Galgut is shortlisted for The Promise, which is set in Pretoria where the author grew up and takes place against the backdrop of South Africa’s transition out of apartheid.

The novel claimed the prestigious Booker Prize for 2021.

In Albert And The Whale, Philip Hoare charts the travels of German painter and printmaker Albrecht Durer, while poet Selima Hill’s Men Who Feed Pigeons contains seven “contrasting but complementary” poem sequences relating to different kinds of women’s relationships with men.

The Promise is set in Pretoria (Rathbones Folio Prize/PA)

Also featured is China Room by Sunjeev Sahota, which tells the story of a young bride in rural Punjab as she faces love and betrayal.

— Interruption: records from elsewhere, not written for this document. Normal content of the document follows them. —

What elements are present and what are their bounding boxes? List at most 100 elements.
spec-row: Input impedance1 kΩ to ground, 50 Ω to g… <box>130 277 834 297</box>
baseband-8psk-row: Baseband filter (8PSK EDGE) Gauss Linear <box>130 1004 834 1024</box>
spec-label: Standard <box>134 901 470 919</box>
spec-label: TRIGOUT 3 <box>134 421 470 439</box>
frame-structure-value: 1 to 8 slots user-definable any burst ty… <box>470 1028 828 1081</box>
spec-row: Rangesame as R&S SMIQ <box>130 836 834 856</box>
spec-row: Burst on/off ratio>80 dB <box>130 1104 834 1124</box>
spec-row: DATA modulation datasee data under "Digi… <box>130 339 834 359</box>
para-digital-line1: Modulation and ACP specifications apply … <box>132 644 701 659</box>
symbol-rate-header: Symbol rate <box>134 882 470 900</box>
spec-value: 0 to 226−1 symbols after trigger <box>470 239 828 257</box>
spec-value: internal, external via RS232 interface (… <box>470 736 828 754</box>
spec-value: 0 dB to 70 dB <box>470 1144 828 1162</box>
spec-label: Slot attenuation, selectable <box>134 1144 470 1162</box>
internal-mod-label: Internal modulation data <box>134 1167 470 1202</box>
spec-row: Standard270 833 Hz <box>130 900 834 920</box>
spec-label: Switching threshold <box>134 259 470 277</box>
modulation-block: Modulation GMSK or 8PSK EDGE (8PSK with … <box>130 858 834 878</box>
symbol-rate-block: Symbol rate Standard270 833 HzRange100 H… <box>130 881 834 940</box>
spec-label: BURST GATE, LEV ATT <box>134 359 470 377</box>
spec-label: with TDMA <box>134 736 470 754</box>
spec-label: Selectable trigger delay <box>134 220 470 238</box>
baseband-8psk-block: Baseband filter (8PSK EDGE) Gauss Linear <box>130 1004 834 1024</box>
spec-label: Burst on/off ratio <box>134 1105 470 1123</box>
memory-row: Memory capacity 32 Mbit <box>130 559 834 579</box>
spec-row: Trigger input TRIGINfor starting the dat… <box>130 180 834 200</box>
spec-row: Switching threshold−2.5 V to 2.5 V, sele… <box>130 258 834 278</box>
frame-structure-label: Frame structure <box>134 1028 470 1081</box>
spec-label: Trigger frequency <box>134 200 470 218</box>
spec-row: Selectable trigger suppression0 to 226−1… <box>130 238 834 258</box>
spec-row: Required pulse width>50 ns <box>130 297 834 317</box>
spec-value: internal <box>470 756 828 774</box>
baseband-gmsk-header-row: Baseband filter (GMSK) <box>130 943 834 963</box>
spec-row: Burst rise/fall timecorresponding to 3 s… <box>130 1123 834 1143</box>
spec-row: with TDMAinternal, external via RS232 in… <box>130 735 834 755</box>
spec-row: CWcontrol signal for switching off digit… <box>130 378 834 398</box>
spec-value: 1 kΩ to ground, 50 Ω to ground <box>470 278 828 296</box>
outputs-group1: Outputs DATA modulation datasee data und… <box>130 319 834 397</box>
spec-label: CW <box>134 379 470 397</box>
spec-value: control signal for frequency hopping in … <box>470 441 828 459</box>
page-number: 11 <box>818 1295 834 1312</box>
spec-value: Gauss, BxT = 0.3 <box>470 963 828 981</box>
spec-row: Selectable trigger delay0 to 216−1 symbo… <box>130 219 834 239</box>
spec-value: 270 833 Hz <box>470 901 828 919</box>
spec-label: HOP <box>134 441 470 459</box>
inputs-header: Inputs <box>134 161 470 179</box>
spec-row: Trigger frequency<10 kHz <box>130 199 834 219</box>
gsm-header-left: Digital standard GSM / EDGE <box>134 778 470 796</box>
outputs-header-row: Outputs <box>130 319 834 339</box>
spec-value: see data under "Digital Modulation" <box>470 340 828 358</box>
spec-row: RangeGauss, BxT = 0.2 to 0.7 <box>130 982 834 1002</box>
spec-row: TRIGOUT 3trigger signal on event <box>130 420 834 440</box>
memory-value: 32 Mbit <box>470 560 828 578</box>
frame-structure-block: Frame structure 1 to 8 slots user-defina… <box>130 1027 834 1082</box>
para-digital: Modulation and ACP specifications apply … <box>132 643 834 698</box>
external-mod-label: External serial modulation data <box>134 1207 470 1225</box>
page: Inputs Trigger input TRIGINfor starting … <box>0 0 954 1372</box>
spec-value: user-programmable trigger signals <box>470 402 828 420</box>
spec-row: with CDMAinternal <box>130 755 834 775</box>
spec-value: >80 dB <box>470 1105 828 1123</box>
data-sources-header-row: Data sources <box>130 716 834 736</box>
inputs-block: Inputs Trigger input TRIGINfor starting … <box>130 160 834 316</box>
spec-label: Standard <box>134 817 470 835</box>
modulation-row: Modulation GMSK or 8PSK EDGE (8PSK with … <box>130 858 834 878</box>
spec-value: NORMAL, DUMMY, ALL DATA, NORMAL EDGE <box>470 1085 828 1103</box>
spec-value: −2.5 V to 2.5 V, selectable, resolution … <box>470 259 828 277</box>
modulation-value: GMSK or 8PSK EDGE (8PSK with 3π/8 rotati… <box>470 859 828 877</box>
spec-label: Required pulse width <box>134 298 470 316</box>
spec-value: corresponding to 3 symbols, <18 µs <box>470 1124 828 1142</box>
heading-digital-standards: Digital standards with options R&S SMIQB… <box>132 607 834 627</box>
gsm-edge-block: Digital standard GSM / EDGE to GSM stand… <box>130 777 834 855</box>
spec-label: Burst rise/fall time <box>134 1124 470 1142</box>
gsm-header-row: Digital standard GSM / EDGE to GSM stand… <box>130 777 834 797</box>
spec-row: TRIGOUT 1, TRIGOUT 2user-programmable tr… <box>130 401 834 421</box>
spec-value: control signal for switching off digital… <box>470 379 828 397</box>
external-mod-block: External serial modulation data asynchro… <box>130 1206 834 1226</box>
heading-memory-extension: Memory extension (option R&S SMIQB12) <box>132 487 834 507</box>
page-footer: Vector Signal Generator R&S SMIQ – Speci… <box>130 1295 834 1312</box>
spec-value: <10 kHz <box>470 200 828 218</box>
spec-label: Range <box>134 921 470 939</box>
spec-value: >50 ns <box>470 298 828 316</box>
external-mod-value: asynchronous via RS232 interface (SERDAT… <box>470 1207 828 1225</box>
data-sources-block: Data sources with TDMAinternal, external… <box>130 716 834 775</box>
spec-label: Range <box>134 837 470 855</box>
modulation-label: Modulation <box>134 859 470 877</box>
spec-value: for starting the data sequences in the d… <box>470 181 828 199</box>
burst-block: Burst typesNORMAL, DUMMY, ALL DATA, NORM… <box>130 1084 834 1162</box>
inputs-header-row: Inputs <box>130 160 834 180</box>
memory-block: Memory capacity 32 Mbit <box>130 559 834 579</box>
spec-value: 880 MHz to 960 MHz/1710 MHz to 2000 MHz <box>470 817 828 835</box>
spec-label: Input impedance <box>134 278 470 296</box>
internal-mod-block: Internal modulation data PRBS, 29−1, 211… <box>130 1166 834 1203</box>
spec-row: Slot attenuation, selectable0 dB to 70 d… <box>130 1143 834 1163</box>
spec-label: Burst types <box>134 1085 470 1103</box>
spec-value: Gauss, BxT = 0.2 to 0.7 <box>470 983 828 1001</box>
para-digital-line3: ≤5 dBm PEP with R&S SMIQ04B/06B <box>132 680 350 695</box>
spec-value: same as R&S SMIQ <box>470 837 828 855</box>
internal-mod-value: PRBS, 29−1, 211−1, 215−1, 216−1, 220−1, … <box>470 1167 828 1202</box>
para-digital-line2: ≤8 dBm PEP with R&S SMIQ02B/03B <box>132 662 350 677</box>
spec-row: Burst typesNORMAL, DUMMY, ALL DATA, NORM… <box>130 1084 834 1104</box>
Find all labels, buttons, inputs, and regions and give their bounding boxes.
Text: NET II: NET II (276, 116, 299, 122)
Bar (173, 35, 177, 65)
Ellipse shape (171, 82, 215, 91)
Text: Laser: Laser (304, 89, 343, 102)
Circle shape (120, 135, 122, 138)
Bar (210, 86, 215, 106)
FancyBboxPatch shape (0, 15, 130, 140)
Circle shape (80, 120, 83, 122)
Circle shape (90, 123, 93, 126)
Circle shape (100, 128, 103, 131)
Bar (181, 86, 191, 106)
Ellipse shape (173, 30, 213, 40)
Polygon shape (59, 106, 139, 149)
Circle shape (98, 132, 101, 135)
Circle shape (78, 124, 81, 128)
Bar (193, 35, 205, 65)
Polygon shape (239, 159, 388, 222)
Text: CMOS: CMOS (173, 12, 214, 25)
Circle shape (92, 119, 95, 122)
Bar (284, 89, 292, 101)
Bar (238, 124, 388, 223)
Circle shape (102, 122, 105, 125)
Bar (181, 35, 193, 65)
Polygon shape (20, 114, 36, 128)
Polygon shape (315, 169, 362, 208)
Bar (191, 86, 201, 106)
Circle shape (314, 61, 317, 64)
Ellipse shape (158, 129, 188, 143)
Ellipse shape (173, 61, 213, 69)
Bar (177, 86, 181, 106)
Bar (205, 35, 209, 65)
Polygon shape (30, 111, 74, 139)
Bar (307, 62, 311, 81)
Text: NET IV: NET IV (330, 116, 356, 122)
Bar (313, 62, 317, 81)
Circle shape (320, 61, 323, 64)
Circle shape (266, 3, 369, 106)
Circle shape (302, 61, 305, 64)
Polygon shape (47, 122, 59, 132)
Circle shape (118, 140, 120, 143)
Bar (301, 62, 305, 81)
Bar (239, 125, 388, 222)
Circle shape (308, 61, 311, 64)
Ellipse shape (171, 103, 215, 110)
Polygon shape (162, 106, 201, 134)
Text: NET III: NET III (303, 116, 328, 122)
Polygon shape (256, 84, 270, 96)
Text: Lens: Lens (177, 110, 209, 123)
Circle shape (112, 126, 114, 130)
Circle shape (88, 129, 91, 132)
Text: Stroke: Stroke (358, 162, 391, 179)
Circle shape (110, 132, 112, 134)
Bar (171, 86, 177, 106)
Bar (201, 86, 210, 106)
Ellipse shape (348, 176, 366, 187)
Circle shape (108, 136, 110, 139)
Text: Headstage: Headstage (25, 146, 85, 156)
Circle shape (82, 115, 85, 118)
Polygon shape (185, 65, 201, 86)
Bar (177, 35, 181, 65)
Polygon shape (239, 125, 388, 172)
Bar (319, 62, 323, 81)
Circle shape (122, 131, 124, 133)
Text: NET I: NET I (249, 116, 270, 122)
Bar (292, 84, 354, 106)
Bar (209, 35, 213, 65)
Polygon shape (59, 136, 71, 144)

Chair of the judges Tessa Hadley said: “We’re so excited by our shortlist for the Rathbones Folio Prize this year.

“Our eight books were chosen from a fairly dazzling longlist of 20. The books under consideration are all nominated by writers and so the quality of the work is very high.

“So many good books, prose fiction and poetry and non-fiction – so difficult to weigh one against another. We all brought certain passions to the table when we met.

Assembly is Natasha Brown’s debut (Rathbones Folio Prize/PA)

“There were just a few books that had seized us from the first page and hadn’t let us down until the last, and then seemed even richer and larger on a second reading.”

The winner will be announced during a ceremony at the British Library on Wednesday March 23.

Carmen Maria Machado scooped last year’s Rathbones Folio Prize for her memoir In The Dream House, an account of domestic abuse in a same-sex relationship.